The conversation is an exemplar of Given’s work with the family. She’s there to help Logwood and Bowen understand their son’s emotional, physical, and intellectual needs. But she also covers some deeply sensitive and personal topics that can be closely connected to family well-being: birth-control options, finances, communication, and effective discipline. To create the best environment for Darnell Jr., Givens has helped the parents identify financial and other goals.
For the family, the struggle for financial solvency can often get in the way of what they want and need to do to help the toddler develop. Logwood, Bowen, and Darnell Jr. have spent much of the past year couch-surfing, staying with family and friends. When both parents lost their jobs last year, unpaid rent forced them to leave their apartment. Each grew up in what Givens describes as troubled families where their health, safety, and development were not consistent priorities.

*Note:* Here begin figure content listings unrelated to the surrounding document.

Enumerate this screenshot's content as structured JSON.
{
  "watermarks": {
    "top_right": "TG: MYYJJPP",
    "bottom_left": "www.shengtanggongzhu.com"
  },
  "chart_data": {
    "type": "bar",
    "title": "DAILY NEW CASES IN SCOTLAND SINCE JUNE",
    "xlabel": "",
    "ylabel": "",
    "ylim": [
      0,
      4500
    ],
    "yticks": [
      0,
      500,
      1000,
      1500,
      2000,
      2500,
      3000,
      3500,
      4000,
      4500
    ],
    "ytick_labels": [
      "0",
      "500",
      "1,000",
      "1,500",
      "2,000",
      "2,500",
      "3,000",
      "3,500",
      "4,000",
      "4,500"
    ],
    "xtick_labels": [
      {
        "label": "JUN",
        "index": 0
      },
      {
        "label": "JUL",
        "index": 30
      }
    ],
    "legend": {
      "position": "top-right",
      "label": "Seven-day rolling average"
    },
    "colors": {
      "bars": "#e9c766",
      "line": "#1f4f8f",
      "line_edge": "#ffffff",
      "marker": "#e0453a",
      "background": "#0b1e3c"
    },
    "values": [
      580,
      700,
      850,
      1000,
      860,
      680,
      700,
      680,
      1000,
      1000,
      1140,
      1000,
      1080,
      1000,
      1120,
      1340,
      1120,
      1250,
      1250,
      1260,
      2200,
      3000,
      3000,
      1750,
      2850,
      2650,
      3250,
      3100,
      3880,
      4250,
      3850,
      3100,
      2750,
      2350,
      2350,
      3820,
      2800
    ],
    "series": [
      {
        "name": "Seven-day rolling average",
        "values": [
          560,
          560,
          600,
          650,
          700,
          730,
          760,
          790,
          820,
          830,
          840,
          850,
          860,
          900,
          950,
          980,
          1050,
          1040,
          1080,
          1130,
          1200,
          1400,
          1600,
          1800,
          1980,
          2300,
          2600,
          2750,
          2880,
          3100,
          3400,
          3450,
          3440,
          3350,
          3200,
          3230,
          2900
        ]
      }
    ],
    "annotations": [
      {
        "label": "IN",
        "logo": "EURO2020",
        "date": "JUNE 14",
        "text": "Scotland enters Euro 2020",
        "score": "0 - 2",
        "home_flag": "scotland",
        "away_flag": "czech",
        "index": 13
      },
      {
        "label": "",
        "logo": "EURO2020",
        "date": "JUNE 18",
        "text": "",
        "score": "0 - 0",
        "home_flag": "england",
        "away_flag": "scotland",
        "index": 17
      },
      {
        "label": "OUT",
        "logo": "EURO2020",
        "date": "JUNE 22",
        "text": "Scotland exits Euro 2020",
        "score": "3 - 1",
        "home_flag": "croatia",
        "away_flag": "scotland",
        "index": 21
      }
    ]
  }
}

Logwood and Bowen each describe themselves as “affiliated,” Memphis-speak for loyal to but no longer consistently active in gangs. They have also weathered intermittent waves of depression and grief over the past few years. Longwood’s first pregnancy ended with a miscarriage at seven months gestation. The healthy birth of Darnell Jr. was an occasion for celebration, but Logwood’s third pregnancy ended less than two months ago when she miscarried twins.
“To me, this family is really emblematic of what this program is all about,” Givens says back in her office after the visit. “Their life includes lots of sad realities, rolled into one. But the same love and hope that so many people have for their children is there. They just need the tools, a little something to get Junior where he is perfectly capable of going.”